Mettre l’accent sur le rôle social de l’école, considérer le travail productif comme un principe
fondateur de l'éducation à la base du développement des êtres humains, ne sont certainement pas
des idées nouvelles. On les trouve déjà dans l’Institut Coopératif de l'École Moderne créé en 1947
par Célestin Freinet (1990,1993 pour la traduction anglaise), et un siècle plus tôt dans les écrits de
John Dewey qui définit l'école en premier lieu comme une institution sociale:
«Je crois que l'éducation est un processus de vie plutôt que la préparation à une vie future. [...] je
crois que la place et le travail de l'enseignant dans l'école doit être interprété de la même façon.

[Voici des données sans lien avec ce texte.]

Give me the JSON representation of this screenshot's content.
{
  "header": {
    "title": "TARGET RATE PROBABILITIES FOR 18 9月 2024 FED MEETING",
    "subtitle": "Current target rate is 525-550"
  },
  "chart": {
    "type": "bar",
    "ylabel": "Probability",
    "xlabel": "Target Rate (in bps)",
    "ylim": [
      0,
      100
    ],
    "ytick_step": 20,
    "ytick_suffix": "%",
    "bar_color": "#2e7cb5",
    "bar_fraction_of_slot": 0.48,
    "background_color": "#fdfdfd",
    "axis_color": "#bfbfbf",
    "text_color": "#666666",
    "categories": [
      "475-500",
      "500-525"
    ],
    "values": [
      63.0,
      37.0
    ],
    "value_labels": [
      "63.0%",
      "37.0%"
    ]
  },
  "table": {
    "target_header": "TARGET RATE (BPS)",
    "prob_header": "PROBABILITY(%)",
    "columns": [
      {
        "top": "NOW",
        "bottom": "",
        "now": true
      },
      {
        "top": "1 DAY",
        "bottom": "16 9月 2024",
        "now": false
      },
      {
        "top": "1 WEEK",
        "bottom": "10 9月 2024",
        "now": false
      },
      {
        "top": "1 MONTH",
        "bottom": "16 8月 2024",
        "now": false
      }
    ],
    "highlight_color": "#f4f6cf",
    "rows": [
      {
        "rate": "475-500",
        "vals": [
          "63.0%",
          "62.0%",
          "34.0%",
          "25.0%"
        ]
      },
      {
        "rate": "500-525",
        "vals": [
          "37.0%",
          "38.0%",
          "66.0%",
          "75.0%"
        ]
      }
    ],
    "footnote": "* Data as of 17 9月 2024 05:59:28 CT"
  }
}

L'enseignant n'est pas à l'école pour imposer certaines idées ou pour former certaines habitudes chez
l’enfant, il est avant tout un membre de la communauté pour choisir et orienter les influences qui
affecteront particulièrement les enfants et pour les aider à bien répondre à ces influences”. (John
Dewey, 1897)
Freinet considère déjà le travail comme un processus de réorganisation spontanée de la vie à l'école
et de la société. Utilisant la presse d’imprimerie comme technologie, il préconise une pédagogie
du travail dans laquelle les élèves apprennent en fabriquant des produits utiles ou en fournissant
des services utiles. L'apprentissage est alors coopératif et inscrit au sein d’un processus de produc-
tion. Il utilise souvent l’enquête comme méthode d'essai et d'erreur impliquant un travail de groupe.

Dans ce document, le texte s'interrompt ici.